Not even Salvini’s leadership of the right-wing League party, whose government coalition includes the Five Star Movement party, could keep a leader of Five Star from saying that the conference was for “right-wing losers.” And there has even been dissent from within Salvini’s own party. Verona city council member Mauro Bonato resigned his position as local League leader, saying the party was meant to promote local autonomy, not “go back to ancient times where women are only the slaves of men.” He said he found the words of a WCF speaker chilling and said he could not accept giving a stage to people who equate homosexuality with Satanism.
Last week, Prime Minister Giuseppe Conte publicly distanced himself from the conference, whose organizers reportedly had used the logo of his office without his approval.
The World Congress of Families was founded in 1997, but the U.S. Religious Right’s understanding of the culture war as a global conflict intensified during the administration of Barack Obama, when the promotion of LGBTQ human rights and protection of reproductive choice were elements of U.S. foreign policy. Religious Right groups rushed to embrace Putin’s positioning of himself and Russia as the saviors of Western civilization and the protectors of Christendom against the decadent and secularist forces they see as threats to that legacy, i.e. the European Union and, at that time, the U.S. If Hillary Clinton had won the presidency, the Obama-era anti-Americanism, if you will, of the U.S. Religious Right would undoubtedly have grown even more strident. But with Trump in the White House, they have the U.S. government on their side, and one more leader who, like Putin and various Putin-wannabes, will help them wage war against “gender ideology”—the globalized right-wing umbrella term that can cover reproductive rights, LGBTQ equality, sex ed, and anything that might upset traditionalist gender roles and norms, even laws against domestic violence.

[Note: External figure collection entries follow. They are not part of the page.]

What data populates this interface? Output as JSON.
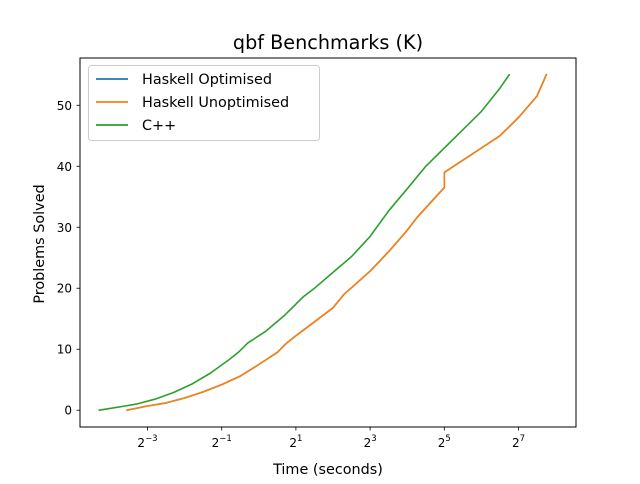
{
  "chart_data": {
    "type": "line",
    "title": "qbf Benchmarks (K)",
    "xlabel": "Time (seconds)",
    "ylabel": "Problems Solved",
    "xscale": "log2",
    "xlim_log2": [
      -4.82,
      8.55
    ],
    "ylim": [
      -2.75,
      57.75
    ],
    "xticks": [
      {
        "exp": -3,
        "base": "2",
        "sup": "−3"
      },
      {
        "exp": -1,
        "base": "2",
        "sup": "−1"
      },
      {
        "exp": 1,
        "base": "2",
        "sup": "1"
      },
      {
        "exp": 3,
        "base": "2",
        "sup": "3"
      },
      {
        "exp": 5,
        "base": "2",
        "sup": "5"
      },
      {
        "exp": 7,
        "base": "2",
        "sup": "7"
      }
    ],
    "yticks": [
      0,
      10,
      20,
      30,
      40,
      50
    ],
    "legend_position": "upper-left",
    "grid": false,
    "series": [
      {
        "name": "Haskell Optimised",
        "color": "#1f77b4",
        "points_log2x": [
          [
            -3.55,
            0
          ],
          [
            -3,
            0.7
          ],
          [
            -2.5,
            1.2
          ],
          [
            -2,
            2
          ],
          [
            -1.5,
            3
          ],
          [
            -1,
            4.2
          ],
          [
            -0.5,
            5.6
          ],
          [
            0,
            7.5
          ],
          [
            0.5,
            9.5
          ],
          [
            0.75,
            11
          ],
          [
            1,
            12.2
          ],
          [
            1.5,
            14.5
          ],
          [
            2,
            16.8
          ],
          [
            2.3,
            19
          ],
          [
            3,
            22.8
          ],
          [
            3.5,
            26
          ],
          [
            4,
            29.5
          ],
          [
            4.25,
            31.5
          ],
          [
            5,
            36.5
          ],
          [
            5,
            37.5
          ],
          [
            5,
            39
          ],
          [
            6,
            43
          ],
          [
            6.5,
            45
          ],
          [
            7,
            48
          ],
          [
            7.5,
            51.5
          ],
          [
            7.75,
            55
          ]
        ]
      },
      {
        "name": "Haskell Unoptimised",
        "color": "#ff7f0e",
        "points_log2x": [
          [
            -3.55,
            0
          ],
          [
            -3,
            0.7
          ],
          [
            -2.5,
            1.2
          ],
          [
            -2,
            2
          ],
          [
            -1.5,
            3
          ],
          [
            -1,
            4.2
          ],
          [
            -0.5,
            5.6
          ],
          [
            0,
            7.5
          ],
          [
            0.5,
            9.5
          ],
          [
            0.75,
            11
          ],
          [
            1,
            12.2
          ],
          [
            1.5,
            14.5
          ],
          [
            2,
            16.8
          ],
          [
            2.3,
            19
          ],
          [
            3,
            22.8
          ],
          [
            3.5,
            26
          ],
          [
            4,
            29.5
          ],
          [
            4.25,
            31.5
          ],
          [
            5,
            36.5
          ],
          [
            5,
            37.5
          ],
          [
            5,
            39
          ],
          [
            6,
            43
          ],
          [
            6.5,
            45
          ],
          [
            7,
            48
          ],
          [
            7.5,
            51.5
          ],
          [
            7.75,
            55
          ]
        ]
      },
      {
        "name": "C++",
        "color": "#2ca02c",
        "points_log2x": [
          [
            -4.3,
            0
          ],
          [
            -3.8,
            0.5
          ],
          [
            -3.3,
            1
          ],
          [
            -2.8,
            1.8
          ],
          [
            -2.3,
            2.9
          ],
          [
            -1.8,
            4.3
          ],
          [
            -1.3,
            6.1
          ],
          [
            -0.8,
            8.3
          ],
          [
            -0.55,
            9.5
          ],
          [
            -0.3,
            11
          ],
          [
            0.2,
            13
          ],
          [
            0.7,
            15.6
          ],
          [
            1.2,
            18.6
          ],
          [
            1.5,
            20
          ],
          [
            2,
            22.6
          ],
          [
            2.5,
            25.2
          ],
          [
            3,
            28.5
          ],
          [
            3.5,
            32.7
          ],
          [
            4,
            36.3
          ],
          [
            4.5,
            40
          ],
          [
            5,
            43
          ],
          [
            5.5,
            46
          ],
          [
            6,
            49
          ],
          [
            6.5,
            52.8
          ],
          [
            6.75,
            55
          ]
        ]
      }
    ]
  }
}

The Religious Right’s eagerness to work with authoritarians in the name of traditional family values extends well beyond WCF—and well beyond Putin. For example, Brown has embraced Hungarian strongman Viktor Orbán, who talks about Christian values while fostering anti-Semitism, undermining media and civil society, and getting rid of checks and balances on his power. When asked by journalist Sarah Posner about Orbán’s moves against media and his political opposition, FRC’s Peter Sprigg dismissed those as “procedural things” that were less important than Orbán’s commitment to “defending Western civilization rooted in Christianity.”